Participaram da
audiência o Flávio Valente, médico do Comitê
Permanente de Nutrição da ONU, em Brasília, e membro
da Plataforma DHESC; Sérgio Suiama, Procurador
Regional dos Direitos do Cidadão de Ribeirão Preto;
a professora Maria Aparecida de Maraes, da UNESP de
Araraquara, São Paulo, e mais 170 pessoas, entre
pesquisadores, advogados, sindicalistas, médicos,
estudan-tes e membros da Pastoral dos Migrantes.

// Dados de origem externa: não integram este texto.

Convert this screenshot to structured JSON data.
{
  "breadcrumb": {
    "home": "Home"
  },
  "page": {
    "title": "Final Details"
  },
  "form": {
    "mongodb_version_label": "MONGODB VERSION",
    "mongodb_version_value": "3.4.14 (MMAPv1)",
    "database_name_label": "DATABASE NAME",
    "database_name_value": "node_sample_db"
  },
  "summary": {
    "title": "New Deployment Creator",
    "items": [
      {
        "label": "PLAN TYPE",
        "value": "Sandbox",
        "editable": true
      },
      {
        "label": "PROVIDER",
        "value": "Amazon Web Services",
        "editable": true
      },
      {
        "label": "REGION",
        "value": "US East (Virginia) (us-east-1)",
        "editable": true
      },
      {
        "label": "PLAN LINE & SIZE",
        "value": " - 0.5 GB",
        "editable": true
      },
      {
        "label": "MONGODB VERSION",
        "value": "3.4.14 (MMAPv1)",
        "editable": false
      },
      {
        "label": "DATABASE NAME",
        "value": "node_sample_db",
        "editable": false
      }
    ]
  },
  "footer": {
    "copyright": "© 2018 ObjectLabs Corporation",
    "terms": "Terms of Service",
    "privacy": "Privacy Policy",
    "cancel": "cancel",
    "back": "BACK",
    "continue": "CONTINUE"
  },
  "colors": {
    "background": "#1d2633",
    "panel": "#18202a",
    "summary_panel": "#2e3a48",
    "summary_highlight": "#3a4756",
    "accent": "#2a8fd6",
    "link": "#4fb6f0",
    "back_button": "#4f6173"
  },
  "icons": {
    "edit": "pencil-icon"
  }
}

A audiência é fruto das denúncias feitas também pela
Pastoral dos Migrantes revelando a morte de oito
trabalhadores migrantes entre 2004/2005, que não
foram elucidadas. Segundo o Serviço Pastoral dos
Migrantes, as circunstâncias das mortes apontam como
sendo por excesso de trabalho.
O caso do migrante José Ezequais Souza Barros, 28
anos, de Timbiras, Maranhão, é bastante emblemático
e revela as condições de vida e de trabalho. "Eu
trabalhava na Usina Moreno, no município de Luiz
Antônio, São Paulo, das 7h às 16h. Havia apenas 30
minutos de descanso para o almoço. Desloquei o
ombro no corte da cana e estou parado há dois meses
sem nada receber. Cortava 10 toneladas por dia ao
preço de R$ 1,30. Na hora do almoço tomava soro para
não ter câimbra.
Num dia de trabalho de mais de oito horas o
trabalhador desfecha um golpe de "taião" a cada 2,5
segundos. São cerca de 10 mil golpes por dia.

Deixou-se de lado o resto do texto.